Those who do not approve of the décolleté style of dress, or whose ungraceful proportions might well be entirely concealed, can wear with appropriateness and benefit the corsage shown in No. 64. This has much in its favor for a slender body. The upper part of the waist may be made of chiffon or crêpe, which is beautifully—one might say benignly—translucent. It has an insinuating transparency that neither reveals nor conceals too much. The neck-band of velvet or satin, full and soft, apparently enlarges the throat. The sleeves may be in whatever style in cut prevails. This costume carries perfectly into effect the requirements of evening dress, and may be worn with equal fitness to formal functions or to informal affairs. A coat-sleeve of lace, crêpe, or chiffon, beflounced at the wrist, may be inserted under the short satin sleeves when the occasion does not require gloves. The soft, white setting of thin textures around the throat and shoulders clears the complexion and brings into relief the pretty, delicate lines of a refined face.
It is plain to be seen that the unattractive specimen of femininity, No. 65., with the long, wrinkled neck and sharply lined face is unbecomingly costumed in the V-shaped basque and corsage which apparently elongate her natural lankness. A charming and always fashionable yoke-effect that she can wear to advantage is shown by No. 66. This style of corsage is equally effective for a too thin or a too muscular neck. The filling is of tulle.
A square-cut corsage is most becoming to the woman whose narrow shoulders have a consumptive droop. The angular cut apparently heightens the shoulders and decreases their too steeple-like inclination. The round cut, if it frames a full throat, is also an effective style for sloping shoulders. The V-shaped cut is most becoming to the short-necked woman, whose aim should be to increase the length of her throat.
It is not only the too thin neck that needs to be clothed with discrimination. Throats and shoulders that are too robust are improved by being covered.
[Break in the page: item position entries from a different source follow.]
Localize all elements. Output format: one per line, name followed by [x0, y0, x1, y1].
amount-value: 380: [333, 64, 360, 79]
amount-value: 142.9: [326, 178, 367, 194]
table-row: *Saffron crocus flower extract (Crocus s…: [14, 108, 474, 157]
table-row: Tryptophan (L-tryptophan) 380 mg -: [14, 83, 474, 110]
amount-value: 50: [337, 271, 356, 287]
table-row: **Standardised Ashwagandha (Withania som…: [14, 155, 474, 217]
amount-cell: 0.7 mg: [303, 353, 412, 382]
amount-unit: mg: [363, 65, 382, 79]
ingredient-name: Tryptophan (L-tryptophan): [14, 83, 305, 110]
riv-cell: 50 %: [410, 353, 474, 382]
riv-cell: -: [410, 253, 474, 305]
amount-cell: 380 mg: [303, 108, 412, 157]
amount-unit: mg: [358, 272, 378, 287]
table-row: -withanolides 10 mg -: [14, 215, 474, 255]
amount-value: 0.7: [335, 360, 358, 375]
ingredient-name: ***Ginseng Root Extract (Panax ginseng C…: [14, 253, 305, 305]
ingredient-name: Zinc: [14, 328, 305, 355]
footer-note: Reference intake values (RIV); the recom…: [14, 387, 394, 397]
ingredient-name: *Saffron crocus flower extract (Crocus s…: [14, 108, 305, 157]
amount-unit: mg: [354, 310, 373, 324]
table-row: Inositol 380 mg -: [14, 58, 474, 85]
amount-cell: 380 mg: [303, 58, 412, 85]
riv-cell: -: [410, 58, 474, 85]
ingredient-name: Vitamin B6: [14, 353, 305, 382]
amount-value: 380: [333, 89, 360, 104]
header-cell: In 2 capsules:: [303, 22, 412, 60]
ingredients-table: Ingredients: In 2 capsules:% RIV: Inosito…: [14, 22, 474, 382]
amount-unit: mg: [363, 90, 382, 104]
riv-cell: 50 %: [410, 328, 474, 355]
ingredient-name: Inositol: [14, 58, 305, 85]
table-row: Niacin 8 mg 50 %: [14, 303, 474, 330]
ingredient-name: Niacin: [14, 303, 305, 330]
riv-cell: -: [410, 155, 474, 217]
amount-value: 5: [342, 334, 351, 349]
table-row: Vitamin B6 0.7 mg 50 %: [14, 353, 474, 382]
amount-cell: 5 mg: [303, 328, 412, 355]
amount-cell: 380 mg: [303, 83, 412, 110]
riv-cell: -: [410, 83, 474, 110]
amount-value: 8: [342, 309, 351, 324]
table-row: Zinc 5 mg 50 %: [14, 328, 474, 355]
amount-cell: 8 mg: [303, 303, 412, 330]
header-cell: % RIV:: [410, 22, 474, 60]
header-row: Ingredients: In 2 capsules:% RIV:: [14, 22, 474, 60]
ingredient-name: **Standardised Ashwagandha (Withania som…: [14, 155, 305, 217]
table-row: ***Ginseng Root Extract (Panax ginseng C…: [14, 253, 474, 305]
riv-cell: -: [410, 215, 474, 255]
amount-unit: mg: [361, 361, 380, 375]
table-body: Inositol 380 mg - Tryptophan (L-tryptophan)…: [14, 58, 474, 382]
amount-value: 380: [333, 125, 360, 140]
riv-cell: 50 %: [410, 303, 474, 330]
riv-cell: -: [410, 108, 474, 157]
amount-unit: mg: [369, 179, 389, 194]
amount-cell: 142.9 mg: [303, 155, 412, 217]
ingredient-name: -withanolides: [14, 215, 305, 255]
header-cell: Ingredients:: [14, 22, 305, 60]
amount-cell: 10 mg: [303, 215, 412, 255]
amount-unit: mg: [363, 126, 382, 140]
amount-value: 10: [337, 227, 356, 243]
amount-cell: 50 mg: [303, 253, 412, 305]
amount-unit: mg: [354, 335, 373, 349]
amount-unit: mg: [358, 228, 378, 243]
The arms and shoulders, however, are often the chief beauty of a fleshy woman, and it is to her advantage to give them as effective a setting as possible.
As is obvious in No. 67, the stout woman apparently increases her breadth by wearing a flamboyant corsage, and she hides the most exquisite lines of her arm with her sleeves.
The princesse style of gown, in No. 68, gives her apparent length of waist. The modest lace flounce that falls in vertical folds decreases her formidable corsage. The knotted twist of silk reveals the full beauty of her arm.